In 1974 my post high-school years began. They say that it's common to switch paths many times until you find your niche. Well, I took more than my share of paths.

Electrical Engineering

Along the way I spent six months studying Electrical Engineering at the Whyalla campus of the South Australian Institute of Technology (now the Whyalla campus of the University of South Australia). But I couldn't settle in to it.

Dimet — Cleaner

Then came three memorable months working at Dimet as a cleaner and blind spotter. At Dimet they sand blasted and painted the huge sections of the hull and superstructure for the up to 80,000 tonne ships being built at the Whyalla shipyards.

Being a cleaner involved using shovels, and then a dust pan and banister brush, to clean away the sand blasting grit before the spray painters moved in. Blind spotters went in after the spray painters to paint the spots they couldn't get to. The workplace was covered by the Painters and Dockers Union, and a lot of very interesting people moved through the casual workforce at Dimet.

Glazier's Trade Assistant

When the work ran out I moved on to spend three months working for a glazing firm in Whyalla. Actually, I spent the first month working as a trades assistant to a glazier putting in the windows for an extension to the Port Lincoln High School. On returning to Whyalla, we put in the windows for the new library at the South Australian Institute of Technology on Nicolson Avenue.

Mill Hand

At the end of 1974, I went on a working holiday to Tasmania and wound up working as a mill hand in the Savage River Mines' pellet plant at Port Latta.

Hellyer College

Most of 1975 was spent at Hellyer College in Burnie, Tasmania, where I studied computer science and learnt to program in BASIC.

Dimet — Leading Hand & Lagging

I returned to Whyalla at the end of 1975. Everyone said there was no work to be had, but I signed up the next day with Dimet and the Painters and Dockers Union. This time I was leading hand of a gang of cleaners in the Dimet yard by day, plus leading hand of a gang of blind spotters over on a ship at the shipyard fitting out wharf in the evening.

Then I joined a gang doing the lagging of the engine and boiler room of the ship at the fitting out wharf. Foe some weeks in the peak heat of summer, about four of us spent our days sat on a croncrete floor hand sewing together bags from aspestos cloth, stuffing them with aspestos fibre, and then sewing them closed.
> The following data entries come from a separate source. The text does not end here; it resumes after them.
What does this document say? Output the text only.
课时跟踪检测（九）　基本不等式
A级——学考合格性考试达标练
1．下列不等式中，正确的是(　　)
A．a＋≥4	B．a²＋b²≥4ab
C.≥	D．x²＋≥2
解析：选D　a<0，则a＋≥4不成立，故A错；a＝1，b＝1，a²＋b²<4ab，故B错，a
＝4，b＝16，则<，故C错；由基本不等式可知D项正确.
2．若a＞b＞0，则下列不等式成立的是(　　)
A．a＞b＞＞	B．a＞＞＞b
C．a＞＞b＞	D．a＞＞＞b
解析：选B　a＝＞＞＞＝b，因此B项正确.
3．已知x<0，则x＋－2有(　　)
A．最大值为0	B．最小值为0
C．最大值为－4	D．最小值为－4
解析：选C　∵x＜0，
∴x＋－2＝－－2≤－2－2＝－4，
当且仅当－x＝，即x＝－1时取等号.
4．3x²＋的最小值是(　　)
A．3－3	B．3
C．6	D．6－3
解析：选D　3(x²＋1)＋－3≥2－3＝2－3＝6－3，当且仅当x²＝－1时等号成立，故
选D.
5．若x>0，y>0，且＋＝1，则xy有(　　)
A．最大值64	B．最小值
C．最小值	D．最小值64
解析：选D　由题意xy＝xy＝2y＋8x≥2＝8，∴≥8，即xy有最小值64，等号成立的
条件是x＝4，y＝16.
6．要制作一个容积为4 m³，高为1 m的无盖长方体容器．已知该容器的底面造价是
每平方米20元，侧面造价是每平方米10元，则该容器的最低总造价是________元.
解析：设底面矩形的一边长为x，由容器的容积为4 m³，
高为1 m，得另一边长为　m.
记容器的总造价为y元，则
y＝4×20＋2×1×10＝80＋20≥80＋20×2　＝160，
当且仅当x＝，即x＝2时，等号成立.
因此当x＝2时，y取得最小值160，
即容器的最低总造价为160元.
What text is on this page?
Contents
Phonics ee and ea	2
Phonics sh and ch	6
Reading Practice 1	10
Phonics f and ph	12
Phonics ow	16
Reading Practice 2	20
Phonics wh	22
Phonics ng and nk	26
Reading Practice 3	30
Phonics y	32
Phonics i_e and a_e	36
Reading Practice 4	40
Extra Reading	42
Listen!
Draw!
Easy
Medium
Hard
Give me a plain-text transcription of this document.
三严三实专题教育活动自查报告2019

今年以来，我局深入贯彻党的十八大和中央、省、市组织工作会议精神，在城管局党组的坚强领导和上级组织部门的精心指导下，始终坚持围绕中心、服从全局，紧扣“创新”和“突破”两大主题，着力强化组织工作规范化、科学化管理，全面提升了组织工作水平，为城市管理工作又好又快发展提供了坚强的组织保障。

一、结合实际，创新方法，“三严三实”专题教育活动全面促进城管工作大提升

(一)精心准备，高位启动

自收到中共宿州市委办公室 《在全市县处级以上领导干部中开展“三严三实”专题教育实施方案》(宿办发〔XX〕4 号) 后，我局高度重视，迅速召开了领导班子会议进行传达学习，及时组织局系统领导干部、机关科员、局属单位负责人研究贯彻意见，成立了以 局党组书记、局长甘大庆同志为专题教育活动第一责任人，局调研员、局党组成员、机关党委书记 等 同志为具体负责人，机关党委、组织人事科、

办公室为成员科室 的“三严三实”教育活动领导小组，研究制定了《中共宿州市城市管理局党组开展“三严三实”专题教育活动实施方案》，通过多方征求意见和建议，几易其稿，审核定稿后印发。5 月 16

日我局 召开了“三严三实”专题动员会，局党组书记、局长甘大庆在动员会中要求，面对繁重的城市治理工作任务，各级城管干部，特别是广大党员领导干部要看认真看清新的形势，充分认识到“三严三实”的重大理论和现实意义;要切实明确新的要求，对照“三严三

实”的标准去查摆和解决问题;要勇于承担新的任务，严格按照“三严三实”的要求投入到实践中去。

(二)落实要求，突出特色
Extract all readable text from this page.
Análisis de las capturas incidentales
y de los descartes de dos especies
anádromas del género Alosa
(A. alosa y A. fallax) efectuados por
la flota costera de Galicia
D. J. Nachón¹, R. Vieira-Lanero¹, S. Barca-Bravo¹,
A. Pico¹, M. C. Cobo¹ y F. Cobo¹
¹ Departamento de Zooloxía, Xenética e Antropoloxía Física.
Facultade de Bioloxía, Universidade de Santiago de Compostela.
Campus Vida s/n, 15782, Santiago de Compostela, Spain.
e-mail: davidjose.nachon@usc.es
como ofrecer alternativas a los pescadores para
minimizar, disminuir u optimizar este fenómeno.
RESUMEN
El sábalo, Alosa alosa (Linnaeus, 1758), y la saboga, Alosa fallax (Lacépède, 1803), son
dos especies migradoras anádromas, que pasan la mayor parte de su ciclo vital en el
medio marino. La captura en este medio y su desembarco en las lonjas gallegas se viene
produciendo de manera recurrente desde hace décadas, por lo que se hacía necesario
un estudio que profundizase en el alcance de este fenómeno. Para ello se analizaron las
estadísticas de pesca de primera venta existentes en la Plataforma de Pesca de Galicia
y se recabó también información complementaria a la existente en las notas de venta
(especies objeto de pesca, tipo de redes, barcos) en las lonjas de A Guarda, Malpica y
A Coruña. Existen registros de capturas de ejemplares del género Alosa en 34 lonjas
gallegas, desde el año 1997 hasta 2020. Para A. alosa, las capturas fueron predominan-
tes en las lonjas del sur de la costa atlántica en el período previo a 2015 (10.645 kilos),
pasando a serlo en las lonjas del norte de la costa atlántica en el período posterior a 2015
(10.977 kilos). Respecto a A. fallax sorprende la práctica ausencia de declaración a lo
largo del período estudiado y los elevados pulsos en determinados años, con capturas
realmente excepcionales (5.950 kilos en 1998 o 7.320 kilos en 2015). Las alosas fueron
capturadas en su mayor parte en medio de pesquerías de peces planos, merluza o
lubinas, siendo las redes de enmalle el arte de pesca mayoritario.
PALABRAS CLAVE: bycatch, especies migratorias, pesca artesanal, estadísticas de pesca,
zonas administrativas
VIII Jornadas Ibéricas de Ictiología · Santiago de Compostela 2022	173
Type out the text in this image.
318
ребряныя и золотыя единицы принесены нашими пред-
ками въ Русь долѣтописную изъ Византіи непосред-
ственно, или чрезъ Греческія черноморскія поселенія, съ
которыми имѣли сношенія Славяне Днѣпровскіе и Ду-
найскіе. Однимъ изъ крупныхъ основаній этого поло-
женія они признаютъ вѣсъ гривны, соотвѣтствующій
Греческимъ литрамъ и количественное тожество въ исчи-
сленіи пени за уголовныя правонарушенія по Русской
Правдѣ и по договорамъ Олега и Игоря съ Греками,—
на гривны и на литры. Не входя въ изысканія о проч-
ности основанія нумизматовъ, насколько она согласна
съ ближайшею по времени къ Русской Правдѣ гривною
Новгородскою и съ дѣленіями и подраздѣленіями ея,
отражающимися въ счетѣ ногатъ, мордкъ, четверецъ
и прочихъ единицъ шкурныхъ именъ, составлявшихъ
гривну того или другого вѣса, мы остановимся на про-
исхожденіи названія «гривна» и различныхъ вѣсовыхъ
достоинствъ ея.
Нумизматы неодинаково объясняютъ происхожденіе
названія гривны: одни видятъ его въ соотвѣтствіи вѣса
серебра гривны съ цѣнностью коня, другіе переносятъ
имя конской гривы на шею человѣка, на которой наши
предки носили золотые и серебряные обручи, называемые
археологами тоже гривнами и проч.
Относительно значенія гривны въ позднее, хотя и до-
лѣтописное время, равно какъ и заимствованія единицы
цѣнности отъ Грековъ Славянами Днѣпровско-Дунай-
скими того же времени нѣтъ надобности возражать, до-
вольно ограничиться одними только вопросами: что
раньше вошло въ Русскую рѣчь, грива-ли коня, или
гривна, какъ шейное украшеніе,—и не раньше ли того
It was hot oppressive woirk. Trying to wear the face masks in the extreme heat was problematic.

Then the team moved to work on the ship at the fitting out wharf, installing the lagging bags, plus doing other lagging related work.

Fitter's Trades Assistant
— Iron Barron Mine

Iron Monarch mine, SA
Iron Monarch mine, South Australia
 

When the work at Dimet ran out early in 1976, I moved on to spend three months working in the BHP mine at Iron Baron as a Trades Assistant to the Fitters. This involved doing maintenance and breakdown work on the drills, shovels and other mining equipment.

Instrument Fitter's Trades Assistant

I then transferred to work as a Trades Assistant to the Instrument Fitters in the BHP Pellet Plant in Whyalla for the rest of the year. My job mostly involved keeping paper and ink up to the chart recorders in the various instrument panels around the plant. But I also repainted the workshop, and spent some unforgettable hours working in "The Black Hole".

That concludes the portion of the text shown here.